## 卷積神經網絡 (CNN):

### 簡介


CNN 是一種深度學習算法，特別適用於處理具有格點結構的數據，如圖像（2D格點）和視頻（3D格點）。CNN 通過滑動窗口提取局部特徵，並通過層層的特徵合成，最終實現從局部到全局的特徵學習。


### 結構
$$
\begin{align*}
\text{Input Layer} & \rightarrow \text{Image data of dimensions (height, width, depth)} \\
\text{Convolutional Layer} & \rightarrow \text{Filters applied to the input to produce feature maps} \\
\text{Pooling Layer} & \rightarrow \text{Downsampling operation to reduce spatial dimensions} \\
\text{Fully Connected Layer} & \rightarrow \text{Neurons connected to all activations in the previous layer} \\
\text{Output Layer} & \rightarrow \text{Class scores or predictions}
\end{align*}
$$

<style>
    img {
        display: block;
        margin-left: auto;
        margin-right: auto;
    }
</style>

![image](https://i.imgur.com/v4VM3qu.gif)


#### 解釋:
可以看到，
- 滑動的窗口就是kernel
- stride則是每次kernel移動多少
- padding是在邊界添加額外像素，使尺寸一致

#### 計算size:
$$\text{Output Size} = \frac{(\text{Input Size} - \text{Kernel Size} + 2 \times \text{Padding})}{\text{Stride}} + 1$$

*基本上過conv層大小不會變，過pool層才會

In [None]:
#第一步:老樣子，先import
import torch
import torch.nn as nn
import torch.nn.functional as F
import torch.optim as optim

In [None]:
#第二步:定義神經網路
class CNN(nn.Module):
    def __init__(self):
        super(CNN,self).__init__()
        #定義卷積層
        self.conv1 = nn.Conv2d(1, 32, kernel_size=3, stride=1, padding=1) #輸入1，輸出32，kernel_size=3, stride=1, padding=1
        self.conv2 = nn.Conv2d(32, 64, kernel_size=3, stride=1, padding=1)
        #定義池化層
        self.maxpool = nn.MaxPool2d(kernel_size=2, stride=2, padding=0)
        #定義全連接層
        self.fc1 = nn.Linear(64*7*7, 128)
        self.fc2 = nn.Linear(128, 10)
    def forward(self, x):
        #卷積->活化->池化
        x = self.maxpool(F.relu(self.conv1(x)))
        x = self.maxpool(F.relu(self.conv2(x)))
        #reshape，-1表示自動reshape
        x = x.view(-1, 64*7*7) #計算出來的7*7是因為經過兩次maxpooling, 28/2/2=7
        x = F.relu(self.fc1(x))
        x = self.fc2(x)
        return x

In [None]:
#第三步:定義超參數
BatchSize = 64
LR = 0.01
EPOCHS = 5

In [None]:
#第四步:下載數據，這裡使用MNIST(新手數據集)
from torchvision import datasets, transforms
from torchvision.transforms import ToPILImage
transforms = transforms.Compose(
    [
        transforms.ToTensor(),
        transforms.Normalize((0.1307,), (0.3081,))
    ]
)


mnist_dataset = datasets.MNIST(root='./data', train=True, transform=transforms, download=True)

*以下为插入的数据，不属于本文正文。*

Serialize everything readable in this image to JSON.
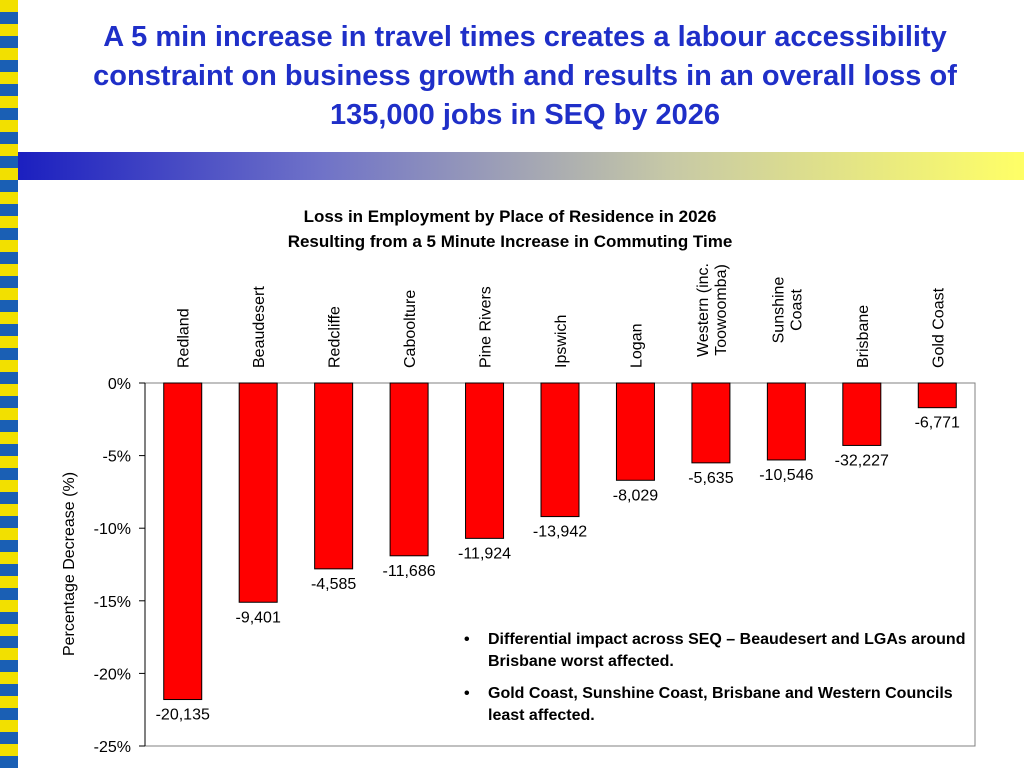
{
  "slide": {
    "title": "A 5 min increase in travel times creates a labour accessibility constraint on business growth and results in an overall loss of 135,000 jobs in SEQ by 2026"
  },
  "chart_data": {
    "type": "bar",
    "title_lines": [
      "Loss in Employment by Place of Residence in 2026",
      "Resulting from a 5 Minute Increase in Commuting Time"
    ],
    "ylabel": "Percentage Decrease (%)",
    "ylim": [
      -25,
      0
    ],
    "yticks": [
      0,
      -5,
      -10,
      -15,
      -20,
      -25
    ],
    "ytick_labels": [
      "0%",
      "-5%",
      "-10%",
      "-15%",
      "-20%",
      "-25%"
    ],
    "grid": false,
    "bar_color": "#ff0000",
    "categories": [
      "Redland",
      "Beaudesert",
      "Redcliffe",
      "Caboolture",
      "Pine Rivers",
      "Ipswich",
      "Logan",
      "Western (inc. Toowoomba)",
      "Sunshine Coast",
      "Brisbane",
      "Gold Coast"
    ],
    "category_label_lines": [
      [
        "Redland"
      ],
      [
        "Beaudesert"
      ],
      [
        "Redcliffe"
      ],
      [
        "Caboolture"
      ],
      [
        "Pine Rivers"
      ],
      [
        "Ipswich"
      ],
      [
        "Logan"
      ],
      [
        "Western (inc.",
        "Toowoomba)"
      ],
      [
        "Sunshine",
        "Coast"
      ],
      [
        "Brisbane"
      ],
      [
        "Gold Coast"
      ]
    ],
    "values": [
      -21.8,
      -15.1,
      -12.8,
      -11.9,
      -10.7,
      -9.2,
      -6.7,
      -5.5,
      -5.3,
      -4.3,
      -1.7
    ],
    "data_labels": [
      "-20,135",
      "-9,401",
      "-4,585",
      "-11,686",
      "-11,924",
      "-13,942",
      "-8,029",
      "-5,635",
      "-10,546",
      "-32,227",
      "-6,771"
    ]
  },
  "notes": {
    "bullets": [
      "Differential impact across SEQ – Beaudesert and LGAs around Brisbane worst affected.",
      "Gold Coast, Sunshine Coast, Brisbane and Western Councils least affected."
    ]
  }
}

train_size = int(0.8 * len(mnist_dataset))
val_size = len(mnist_dataset) - train_size

train_dataset, val_dataset = torch.utils.data.random_split(mnist_dataset, [train_size, val_size])


train_loader = torch.utils.data.DataLoader(train_dataset, batch_size=64, shuffle=True)
val_loader = torch.utils.data.DataLoader(val_dataset, batch_size=64, shuffle=False)


Downloading http://yann.lecun.com/exdb/mnist/train-images-idx3-ubyte.gz
Failed to download (trying next):
HTTP Error 403: Forbidden

Downloading https://ossci-datasets.s3.amazonaws.com/mnist/train-images-idx3-ubyte.gz
Downloading https://ossci-datasets.s3.amazonaws.com/mnist/train-images-idx3-ubyte.gz to ./data/MNIST/raw/train-images-idx3-ubyte.gz


100%|██████████| 9912422/9912422 [00:00<00:00, 52360510.26it/s]


Extracting ./data/MNIST/raw/train-images-idx3-ubyte.gz to ./data/MNIST/raw

Downloading http://yann.lecun.com/exdb/mnist/train-labels-idx1-ubyte.gz
Failed to download (trying next):
HTTP Error 403: Forbidden

Downloading https://ossci-datasets.s3.amazonaws.com/mnist/train-labels-idx1-ubyte.gz
Downloading https://ossci-datasets.s3.amazonaws.com/mnist/train-labels-idx1-ubyte.gz to ./data/MNIST/raw/train-labels-idx1-ubyte.gz


100%|██████████| 28881/28881 [00:00<00:00, 1825157.36it/s]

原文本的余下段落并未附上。